# Lost Key !!!



## jmunland (Feb 15, 2005)

I just bought a 95 Max and before I had a chance to make duplicate keys I misplaced my keys (including the remote). While I hope to find my keys, does anyone know if there is a way to get another key from the dealer? I have the VIN but that is all. I read in the manual that the key itself has a number but, of course, that won't work now.


----------



## Nismo1997 (Dec 26, 2003)

Yes you can go to the dealer with the Vin #, and I think you have to show some type of proof. Or call a lock smith


----------



## Matt93SE (Sep 17, 2003)

exactly what he said..

and start looking for your other set, as those remotes are $$$ from the dealer.


----------



## jmunland (Feb 15, 2005)

*Lost Key*

Thanks. Confirmed with friendly Nissan dealer that with my VIN, title, and ID, they can get a key.
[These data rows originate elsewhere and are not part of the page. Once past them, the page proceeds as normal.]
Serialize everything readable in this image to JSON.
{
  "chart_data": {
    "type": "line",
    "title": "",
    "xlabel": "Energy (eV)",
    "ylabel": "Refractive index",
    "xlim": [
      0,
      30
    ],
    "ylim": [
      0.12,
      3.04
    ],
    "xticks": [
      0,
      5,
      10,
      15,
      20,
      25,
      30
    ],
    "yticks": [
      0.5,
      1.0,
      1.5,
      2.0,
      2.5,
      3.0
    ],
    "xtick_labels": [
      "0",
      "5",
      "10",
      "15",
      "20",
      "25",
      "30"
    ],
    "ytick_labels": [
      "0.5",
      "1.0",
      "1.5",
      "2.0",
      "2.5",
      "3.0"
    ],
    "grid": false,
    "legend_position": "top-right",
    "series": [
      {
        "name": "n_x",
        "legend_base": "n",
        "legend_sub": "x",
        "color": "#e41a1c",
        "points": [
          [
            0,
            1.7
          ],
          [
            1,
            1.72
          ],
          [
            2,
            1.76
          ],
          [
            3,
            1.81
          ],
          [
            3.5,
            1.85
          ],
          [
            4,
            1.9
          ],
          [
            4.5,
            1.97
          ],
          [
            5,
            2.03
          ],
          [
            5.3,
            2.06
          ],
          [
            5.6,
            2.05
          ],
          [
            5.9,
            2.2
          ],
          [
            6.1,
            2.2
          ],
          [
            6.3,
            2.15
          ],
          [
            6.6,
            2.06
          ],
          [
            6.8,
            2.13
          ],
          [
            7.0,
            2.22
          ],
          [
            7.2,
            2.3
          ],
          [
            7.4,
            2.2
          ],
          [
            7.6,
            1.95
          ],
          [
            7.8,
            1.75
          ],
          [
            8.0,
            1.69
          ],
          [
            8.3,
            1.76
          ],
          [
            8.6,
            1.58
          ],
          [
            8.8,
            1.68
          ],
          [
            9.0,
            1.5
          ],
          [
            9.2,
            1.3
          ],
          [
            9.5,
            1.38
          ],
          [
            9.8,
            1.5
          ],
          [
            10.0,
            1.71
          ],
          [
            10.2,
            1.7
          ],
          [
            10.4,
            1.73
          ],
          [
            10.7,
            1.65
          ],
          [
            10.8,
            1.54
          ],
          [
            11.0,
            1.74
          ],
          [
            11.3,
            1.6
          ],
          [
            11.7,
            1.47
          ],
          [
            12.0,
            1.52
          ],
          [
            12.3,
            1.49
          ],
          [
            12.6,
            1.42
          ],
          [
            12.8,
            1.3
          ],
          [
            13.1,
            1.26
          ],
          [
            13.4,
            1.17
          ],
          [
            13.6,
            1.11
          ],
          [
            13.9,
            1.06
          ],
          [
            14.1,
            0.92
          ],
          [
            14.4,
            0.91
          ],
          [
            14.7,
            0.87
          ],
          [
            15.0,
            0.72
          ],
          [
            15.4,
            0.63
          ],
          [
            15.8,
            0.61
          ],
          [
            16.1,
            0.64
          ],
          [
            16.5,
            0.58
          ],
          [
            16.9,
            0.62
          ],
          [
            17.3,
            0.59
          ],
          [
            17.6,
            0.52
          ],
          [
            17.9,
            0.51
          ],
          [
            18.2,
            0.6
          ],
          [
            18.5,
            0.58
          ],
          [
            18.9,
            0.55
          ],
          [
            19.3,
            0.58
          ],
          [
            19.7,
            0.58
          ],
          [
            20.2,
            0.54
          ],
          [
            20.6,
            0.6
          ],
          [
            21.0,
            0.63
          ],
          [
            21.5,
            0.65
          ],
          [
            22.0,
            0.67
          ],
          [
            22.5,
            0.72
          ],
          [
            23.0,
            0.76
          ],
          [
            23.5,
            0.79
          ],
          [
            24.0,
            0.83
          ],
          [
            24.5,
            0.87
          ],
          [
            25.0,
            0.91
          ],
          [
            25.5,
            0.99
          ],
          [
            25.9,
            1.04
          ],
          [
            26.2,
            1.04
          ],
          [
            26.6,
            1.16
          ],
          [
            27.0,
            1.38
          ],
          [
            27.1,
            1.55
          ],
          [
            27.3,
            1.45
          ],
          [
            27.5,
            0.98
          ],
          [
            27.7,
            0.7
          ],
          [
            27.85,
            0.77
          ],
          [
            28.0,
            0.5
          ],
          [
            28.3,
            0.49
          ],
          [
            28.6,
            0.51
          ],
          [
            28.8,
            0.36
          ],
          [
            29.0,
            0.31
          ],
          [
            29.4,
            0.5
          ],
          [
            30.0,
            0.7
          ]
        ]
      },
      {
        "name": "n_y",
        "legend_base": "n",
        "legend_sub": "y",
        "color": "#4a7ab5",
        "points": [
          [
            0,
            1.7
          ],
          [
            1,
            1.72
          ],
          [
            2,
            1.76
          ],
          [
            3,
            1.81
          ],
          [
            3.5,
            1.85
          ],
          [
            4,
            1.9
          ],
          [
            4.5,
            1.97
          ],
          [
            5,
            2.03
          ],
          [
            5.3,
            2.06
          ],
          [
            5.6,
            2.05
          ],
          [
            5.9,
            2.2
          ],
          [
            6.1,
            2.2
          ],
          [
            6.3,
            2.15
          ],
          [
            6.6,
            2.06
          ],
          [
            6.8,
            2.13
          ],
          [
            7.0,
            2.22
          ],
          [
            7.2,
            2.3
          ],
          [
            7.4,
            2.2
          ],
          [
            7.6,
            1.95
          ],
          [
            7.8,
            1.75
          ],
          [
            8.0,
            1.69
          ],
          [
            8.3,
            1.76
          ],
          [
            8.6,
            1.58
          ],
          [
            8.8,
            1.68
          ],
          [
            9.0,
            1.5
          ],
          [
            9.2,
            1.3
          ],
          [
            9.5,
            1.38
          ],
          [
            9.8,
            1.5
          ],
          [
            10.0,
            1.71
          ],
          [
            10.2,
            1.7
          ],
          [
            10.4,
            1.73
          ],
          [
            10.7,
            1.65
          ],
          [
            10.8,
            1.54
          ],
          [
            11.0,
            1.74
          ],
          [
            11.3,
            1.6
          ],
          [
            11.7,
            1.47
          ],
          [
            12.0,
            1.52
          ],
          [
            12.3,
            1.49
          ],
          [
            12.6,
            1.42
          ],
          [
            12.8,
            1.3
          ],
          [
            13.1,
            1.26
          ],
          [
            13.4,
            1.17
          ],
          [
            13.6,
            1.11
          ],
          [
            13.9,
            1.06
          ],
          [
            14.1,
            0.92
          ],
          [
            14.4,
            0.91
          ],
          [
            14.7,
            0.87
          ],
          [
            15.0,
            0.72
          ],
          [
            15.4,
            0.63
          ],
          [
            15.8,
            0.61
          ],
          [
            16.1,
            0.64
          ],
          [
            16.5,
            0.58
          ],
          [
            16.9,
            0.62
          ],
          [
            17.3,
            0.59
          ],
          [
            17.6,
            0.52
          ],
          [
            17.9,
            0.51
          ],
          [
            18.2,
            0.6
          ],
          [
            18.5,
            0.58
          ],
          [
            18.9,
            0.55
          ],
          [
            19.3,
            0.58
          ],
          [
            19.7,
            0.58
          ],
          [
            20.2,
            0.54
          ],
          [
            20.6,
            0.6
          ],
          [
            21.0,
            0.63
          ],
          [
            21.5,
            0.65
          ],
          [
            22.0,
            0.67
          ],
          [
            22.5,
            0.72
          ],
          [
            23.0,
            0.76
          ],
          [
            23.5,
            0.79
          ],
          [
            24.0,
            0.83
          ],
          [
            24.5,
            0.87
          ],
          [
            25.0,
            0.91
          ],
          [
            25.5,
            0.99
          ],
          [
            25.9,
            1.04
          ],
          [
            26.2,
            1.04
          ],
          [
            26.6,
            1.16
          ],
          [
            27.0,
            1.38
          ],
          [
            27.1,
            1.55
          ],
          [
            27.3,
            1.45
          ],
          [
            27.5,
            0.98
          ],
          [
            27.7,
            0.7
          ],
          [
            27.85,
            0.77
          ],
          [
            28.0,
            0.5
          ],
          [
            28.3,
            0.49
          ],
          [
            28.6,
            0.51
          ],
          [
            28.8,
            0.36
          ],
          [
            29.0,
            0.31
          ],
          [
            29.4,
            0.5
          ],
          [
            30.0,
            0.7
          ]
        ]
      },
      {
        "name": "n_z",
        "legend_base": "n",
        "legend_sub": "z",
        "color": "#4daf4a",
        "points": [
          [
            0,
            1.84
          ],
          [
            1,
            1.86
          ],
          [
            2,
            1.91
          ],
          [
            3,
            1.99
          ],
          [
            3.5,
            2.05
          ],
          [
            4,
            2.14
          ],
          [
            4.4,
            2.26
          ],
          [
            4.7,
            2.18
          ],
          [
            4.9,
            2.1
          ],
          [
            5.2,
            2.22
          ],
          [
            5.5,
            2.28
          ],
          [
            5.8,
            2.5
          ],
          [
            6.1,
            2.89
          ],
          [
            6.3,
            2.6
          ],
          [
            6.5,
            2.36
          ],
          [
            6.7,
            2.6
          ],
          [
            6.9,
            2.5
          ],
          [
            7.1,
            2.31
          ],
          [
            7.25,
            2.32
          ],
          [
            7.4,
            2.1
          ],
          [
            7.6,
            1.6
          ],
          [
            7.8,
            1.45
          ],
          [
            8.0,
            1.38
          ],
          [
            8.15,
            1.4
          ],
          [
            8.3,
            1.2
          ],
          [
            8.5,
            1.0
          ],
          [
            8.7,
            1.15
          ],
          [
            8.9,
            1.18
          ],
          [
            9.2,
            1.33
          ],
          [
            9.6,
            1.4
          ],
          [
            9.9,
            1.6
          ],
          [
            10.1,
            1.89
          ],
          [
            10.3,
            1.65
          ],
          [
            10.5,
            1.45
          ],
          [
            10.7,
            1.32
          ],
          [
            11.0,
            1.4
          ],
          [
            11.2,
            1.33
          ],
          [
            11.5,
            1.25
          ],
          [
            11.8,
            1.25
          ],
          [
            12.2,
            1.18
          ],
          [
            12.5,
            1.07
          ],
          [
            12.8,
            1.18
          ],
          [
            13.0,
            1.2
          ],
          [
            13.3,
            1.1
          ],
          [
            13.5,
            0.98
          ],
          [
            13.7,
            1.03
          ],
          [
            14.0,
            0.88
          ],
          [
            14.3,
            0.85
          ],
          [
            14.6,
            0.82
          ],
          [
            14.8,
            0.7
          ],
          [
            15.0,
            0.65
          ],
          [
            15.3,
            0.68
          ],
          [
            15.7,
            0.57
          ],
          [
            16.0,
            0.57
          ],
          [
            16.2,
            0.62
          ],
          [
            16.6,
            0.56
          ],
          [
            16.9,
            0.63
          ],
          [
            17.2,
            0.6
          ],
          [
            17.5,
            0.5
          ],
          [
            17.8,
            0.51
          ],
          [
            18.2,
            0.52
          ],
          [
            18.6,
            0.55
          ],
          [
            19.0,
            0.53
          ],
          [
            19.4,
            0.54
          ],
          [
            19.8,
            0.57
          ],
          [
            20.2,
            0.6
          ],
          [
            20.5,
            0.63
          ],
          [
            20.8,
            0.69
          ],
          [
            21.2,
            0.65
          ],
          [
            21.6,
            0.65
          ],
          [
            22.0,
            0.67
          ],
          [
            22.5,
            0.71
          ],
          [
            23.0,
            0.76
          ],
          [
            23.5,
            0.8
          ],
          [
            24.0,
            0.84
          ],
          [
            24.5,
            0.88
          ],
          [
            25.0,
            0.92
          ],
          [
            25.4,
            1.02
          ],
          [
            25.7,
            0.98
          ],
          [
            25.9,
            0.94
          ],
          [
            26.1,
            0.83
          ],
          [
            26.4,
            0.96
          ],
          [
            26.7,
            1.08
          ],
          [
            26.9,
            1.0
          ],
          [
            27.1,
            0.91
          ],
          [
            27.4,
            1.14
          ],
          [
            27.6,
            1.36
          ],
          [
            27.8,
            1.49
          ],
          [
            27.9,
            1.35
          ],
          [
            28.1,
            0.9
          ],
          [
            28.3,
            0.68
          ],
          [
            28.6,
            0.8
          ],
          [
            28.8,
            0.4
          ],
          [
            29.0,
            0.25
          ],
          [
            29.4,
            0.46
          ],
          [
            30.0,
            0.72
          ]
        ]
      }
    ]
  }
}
FYI, remotes are available for about $20 on ebay (that's where I just got mine) - sigh.


----------



## Matt93SE (Sep 17, 2003)

Cool... that's easier than mine! they didn't start that program until about '94, so many people's VINs aren't in the system with the key code.. I've got a couple keys to mine, but when it's gone, I get to replace the locks. I've had locksmiths try and copy the two keys I have, but they never work for some reason.. 

oh well.. hopefully I never lose them, and if I do, I just throw the car away.


----------